L’attentat au Liban revendiqué par un groupe sunnite

Une violente explosion a fait au moins 22 morts hier, dans un bastion de groupe chiite Hezbollah, au Sud de Beyrouth, dans les quartiers de Bir Abed et Roueiss. Les sites où l’attentat à la voiture piégée a eu lieu sont proches du complexe de Sayyed al-Shuhada où le Hezbollah a pour habitude d’organiser de grands rassemblements.
Pour la plupart des observateurs, cette explosion s’explique par l’implication du Hezbollah dans la guerre civile syrienne. Début juin, les militants du Hezbollah ont joué un rôle-clé dans la bataille de Qusair, où les forces du Président syrien, Bachar el-Assad, ont eu l’avantage.
Les politiciens libanais liés au Hezbollah ont qualifié l’explosion d’”attentat terroriste”. Il a été revendiqué par un groupe sunnite appelé les bataillons d’Ayesha qui a menacé de mener d’autres attaques et qualifié les bastions du Hezbollah au Liban de “colonies de l’Iran”.

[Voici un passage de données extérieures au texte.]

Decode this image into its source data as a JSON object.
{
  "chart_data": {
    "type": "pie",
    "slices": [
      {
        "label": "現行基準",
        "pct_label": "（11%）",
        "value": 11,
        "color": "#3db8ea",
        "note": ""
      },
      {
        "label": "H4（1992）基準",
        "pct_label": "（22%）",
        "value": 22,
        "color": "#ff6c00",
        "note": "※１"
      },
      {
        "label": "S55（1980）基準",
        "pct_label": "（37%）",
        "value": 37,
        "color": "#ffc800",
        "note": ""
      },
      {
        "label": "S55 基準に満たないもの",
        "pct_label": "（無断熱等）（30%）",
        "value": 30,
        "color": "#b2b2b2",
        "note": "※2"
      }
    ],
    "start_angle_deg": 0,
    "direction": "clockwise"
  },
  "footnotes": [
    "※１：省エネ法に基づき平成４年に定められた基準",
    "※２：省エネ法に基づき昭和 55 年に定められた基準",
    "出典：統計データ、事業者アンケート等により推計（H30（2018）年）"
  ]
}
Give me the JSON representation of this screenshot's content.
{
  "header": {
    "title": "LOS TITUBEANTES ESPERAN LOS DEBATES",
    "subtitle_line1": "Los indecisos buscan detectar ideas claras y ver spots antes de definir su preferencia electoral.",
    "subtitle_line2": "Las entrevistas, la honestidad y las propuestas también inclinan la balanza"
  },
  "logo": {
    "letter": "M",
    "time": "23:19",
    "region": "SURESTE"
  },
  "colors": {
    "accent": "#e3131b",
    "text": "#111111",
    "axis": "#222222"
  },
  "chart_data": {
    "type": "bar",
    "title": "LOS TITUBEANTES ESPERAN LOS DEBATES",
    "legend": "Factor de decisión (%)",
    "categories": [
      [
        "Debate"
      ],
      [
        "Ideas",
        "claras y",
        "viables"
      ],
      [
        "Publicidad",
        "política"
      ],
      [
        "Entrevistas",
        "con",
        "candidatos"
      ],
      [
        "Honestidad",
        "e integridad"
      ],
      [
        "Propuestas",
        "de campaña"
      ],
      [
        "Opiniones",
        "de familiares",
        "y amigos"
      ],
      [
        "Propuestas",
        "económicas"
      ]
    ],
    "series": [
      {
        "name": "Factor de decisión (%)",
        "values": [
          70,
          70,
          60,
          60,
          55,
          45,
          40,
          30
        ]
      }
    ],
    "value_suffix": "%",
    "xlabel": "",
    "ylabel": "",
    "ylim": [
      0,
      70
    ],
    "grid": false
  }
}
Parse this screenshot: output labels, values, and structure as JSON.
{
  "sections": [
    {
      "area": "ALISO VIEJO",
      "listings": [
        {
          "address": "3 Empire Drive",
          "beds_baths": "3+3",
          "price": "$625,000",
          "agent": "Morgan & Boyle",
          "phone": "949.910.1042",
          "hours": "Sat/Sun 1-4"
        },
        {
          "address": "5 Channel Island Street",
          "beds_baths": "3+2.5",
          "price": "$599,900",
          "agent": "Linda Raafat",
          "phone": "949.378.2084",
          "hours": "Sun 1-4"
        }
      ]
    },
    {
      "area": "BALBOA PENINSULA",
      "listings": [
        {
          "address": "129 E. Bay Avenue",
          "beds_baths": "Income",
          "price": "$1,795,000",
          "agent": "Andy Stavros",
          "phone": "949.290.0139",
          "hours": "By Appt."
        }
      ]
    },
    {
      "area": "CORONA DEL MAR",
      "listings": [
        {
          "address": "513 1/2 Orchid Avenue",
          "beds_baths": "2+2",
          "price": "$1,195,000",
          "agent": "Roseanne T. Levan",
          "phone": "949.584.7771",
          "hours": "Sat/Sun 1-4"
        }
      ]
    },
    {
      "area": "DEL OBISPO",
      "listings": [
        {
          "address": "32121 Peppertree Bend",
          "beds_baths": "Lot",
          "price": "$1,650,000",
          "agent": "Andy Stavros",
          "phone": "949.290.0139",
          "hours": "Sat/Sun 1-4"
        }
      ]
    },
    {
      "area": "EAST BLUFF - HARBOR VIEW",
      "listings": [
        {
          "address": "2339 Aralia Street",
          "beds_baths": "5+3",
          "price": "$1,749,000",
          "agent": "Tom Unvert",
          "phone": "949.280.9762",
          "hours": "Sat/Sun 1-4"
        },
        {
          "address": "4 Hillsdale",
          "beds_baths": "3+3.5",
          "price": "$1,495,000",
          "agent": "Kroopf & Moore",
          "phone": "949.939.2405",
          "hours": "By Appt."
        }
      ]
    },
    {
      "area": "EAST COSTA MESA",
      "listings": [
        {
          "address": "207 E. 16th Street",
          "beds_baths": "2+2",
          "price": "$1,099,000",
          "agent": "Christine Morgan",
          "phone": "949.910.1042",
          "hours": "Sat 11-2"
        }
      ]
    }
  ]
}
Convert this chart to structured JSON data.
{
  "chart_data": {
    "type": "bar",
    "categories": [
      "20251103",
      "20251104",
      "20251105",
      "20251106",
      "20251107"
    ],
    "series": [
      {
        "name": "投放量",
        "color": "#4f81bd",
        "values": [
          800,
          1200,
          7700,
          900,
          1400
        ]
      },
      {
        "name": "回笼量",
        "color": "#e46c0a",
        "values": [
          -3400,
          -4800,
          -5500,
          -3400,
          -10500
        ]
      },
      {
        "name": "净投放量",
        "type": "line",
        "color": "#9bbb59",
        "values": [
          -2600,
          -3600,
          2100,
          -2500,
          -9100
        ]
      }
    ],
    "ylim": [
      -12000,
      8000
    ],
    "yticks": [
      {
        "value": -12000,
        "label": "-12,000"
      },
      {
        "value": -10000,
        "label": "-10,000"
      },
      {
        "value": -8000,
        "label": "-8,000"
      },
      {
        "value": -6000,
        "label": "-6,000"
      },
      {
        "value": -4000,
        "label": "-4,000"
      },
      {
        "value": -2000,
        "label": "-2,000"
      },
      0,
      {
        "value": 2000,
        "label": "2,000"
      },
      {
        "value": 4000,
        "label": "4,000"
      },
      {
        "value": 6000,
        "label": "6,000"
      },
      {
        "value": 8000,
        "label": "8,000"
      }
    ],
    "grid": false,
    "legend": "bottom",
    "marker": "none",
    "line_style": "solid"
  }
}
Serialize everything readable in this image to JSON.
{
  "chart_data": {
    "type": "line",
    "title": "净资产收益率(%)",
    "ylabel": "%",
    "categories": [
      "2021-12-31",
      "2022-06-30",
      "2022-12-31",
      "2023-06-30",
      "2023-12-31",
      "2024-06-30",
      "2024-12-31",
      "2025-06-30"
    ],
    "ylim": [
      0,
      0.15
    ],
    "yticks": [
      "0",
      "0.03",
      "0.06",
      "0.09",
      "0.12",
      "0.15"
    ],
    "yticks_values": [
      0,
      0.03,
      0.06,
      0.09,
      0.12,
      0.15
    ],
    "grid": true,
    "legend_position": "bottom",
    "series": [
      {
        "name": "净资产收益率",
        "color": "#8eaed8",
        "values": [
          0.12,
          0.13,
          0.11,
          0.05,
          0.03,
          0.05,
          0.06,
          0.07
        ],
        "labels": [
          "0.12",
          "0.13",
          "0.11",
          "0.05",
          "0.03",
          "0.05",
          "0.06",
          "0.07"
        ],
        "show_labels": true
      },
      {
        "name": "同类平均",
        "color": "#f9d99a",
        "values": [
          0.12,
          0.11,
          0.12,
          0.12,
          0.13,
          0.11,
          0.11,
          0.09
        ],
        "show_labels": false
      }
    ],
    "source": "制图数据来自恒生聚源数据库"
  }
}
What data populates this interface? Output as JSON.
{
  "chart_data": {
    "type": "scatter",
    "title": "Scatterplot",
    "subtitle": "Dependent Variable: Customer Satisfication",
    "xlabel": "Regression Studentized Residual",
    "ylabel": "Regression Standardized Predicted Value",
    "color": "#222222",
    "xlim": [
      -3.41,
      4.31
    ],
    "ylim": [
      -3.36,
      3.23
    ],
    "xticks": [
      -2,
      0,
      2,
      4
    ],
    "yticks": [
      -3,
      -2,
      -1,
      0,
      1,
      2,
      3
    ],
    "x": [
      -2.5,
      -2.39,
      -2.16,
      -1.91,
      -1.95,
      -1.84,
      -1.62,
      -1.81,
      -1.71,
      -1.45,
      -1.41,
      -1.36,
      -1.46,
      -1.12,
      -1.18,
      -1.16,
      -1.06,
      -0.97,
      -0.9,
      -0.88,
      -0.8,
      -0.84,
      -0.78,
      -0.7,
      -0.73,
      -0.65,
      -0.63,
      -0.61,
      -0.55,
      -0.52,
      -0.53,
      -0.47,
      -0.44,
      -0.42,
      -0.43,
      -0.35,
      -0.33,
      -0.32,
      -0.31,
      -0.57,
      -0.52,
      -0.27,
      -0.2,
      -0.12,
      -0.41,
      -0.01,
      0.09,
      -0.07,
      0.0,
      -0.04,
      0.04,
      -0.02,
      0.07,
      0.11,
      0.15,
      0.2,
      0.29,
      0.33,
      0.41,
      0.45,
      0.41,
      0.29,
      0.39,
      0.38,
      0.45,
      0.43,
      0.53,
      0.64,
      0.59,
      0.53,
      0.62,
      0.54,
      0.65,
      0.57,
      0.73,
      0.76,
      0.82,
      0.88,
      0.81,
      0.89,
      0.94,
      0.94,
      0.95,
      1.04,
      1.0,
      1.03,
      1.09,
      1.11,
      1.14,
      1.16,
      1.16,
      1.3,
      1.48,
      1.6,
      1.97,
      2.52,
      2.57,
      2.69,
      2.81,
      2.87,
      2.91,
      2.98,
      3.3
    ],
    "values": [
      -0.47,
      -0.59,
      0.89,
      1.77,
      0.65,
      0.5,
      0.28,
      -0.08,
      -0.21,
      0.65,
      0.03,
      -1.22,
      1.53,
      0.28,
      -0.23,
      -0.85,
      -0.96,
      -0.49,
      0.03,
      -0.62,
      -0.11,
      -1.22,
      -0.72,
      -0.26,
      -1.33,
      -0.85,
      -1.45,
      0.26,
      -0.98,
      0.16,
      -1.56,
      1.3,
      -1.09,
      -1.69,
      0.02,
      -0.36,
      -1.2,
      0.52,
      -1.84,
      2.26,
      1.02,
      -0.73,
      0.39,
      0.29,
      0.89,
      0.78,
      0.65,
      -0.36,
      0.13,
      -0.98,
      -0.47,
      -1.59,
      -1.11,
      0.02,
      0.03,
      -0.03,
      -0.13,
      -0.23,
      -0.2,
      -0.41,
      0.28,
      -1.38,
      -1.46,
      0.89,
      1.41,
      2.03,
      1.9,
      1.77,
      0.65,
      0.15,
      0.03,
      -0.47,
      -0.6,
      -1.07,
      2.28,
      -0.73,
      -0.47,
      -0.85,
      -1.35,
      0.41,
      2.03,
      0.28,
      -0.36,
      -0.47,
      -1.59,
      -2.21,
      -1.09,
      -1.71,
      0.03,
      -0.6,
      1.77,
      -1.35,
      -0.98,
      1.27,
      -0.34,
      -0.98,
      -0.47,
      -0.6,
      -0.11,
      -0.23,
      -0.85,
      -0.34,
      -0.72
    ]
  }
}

Arabie Saoudite : Le métro offrira plus de liberté de mouvement aux femmes

L’Arabie Saoudite a prévu la construction d’un métro, à échéance 2019 dans sa capitale, Riyad, pour un coût de €16,5m ($22m). Le projet est porteur de changements sociaux : enfants et femmes auront leur propre compartiment. La liberté de mouvement des femmes augmentera donc. Actuellement, les Saoudiennes n’ont pas le droit de se déplacer dans les lieux mixtes sans être escortées par un homme. Les femmes n’ont toujours pas le droit de conduire une voiture : il y a deux ans, une Saoudienne ayant enfreint ce décret religieux avait été condamnée à dix coups de fouets après avoir posté une vidéo sur YouTube la montrant au volant d’un véhicule. Cette année, les Saoudiennes ont été autorisées à rouler à bicyclette, mais toujours vêtues du voile intégral, accompagnée d’un parent homme, et seulement à des fins de loisir, et non pour se déplacer en ville.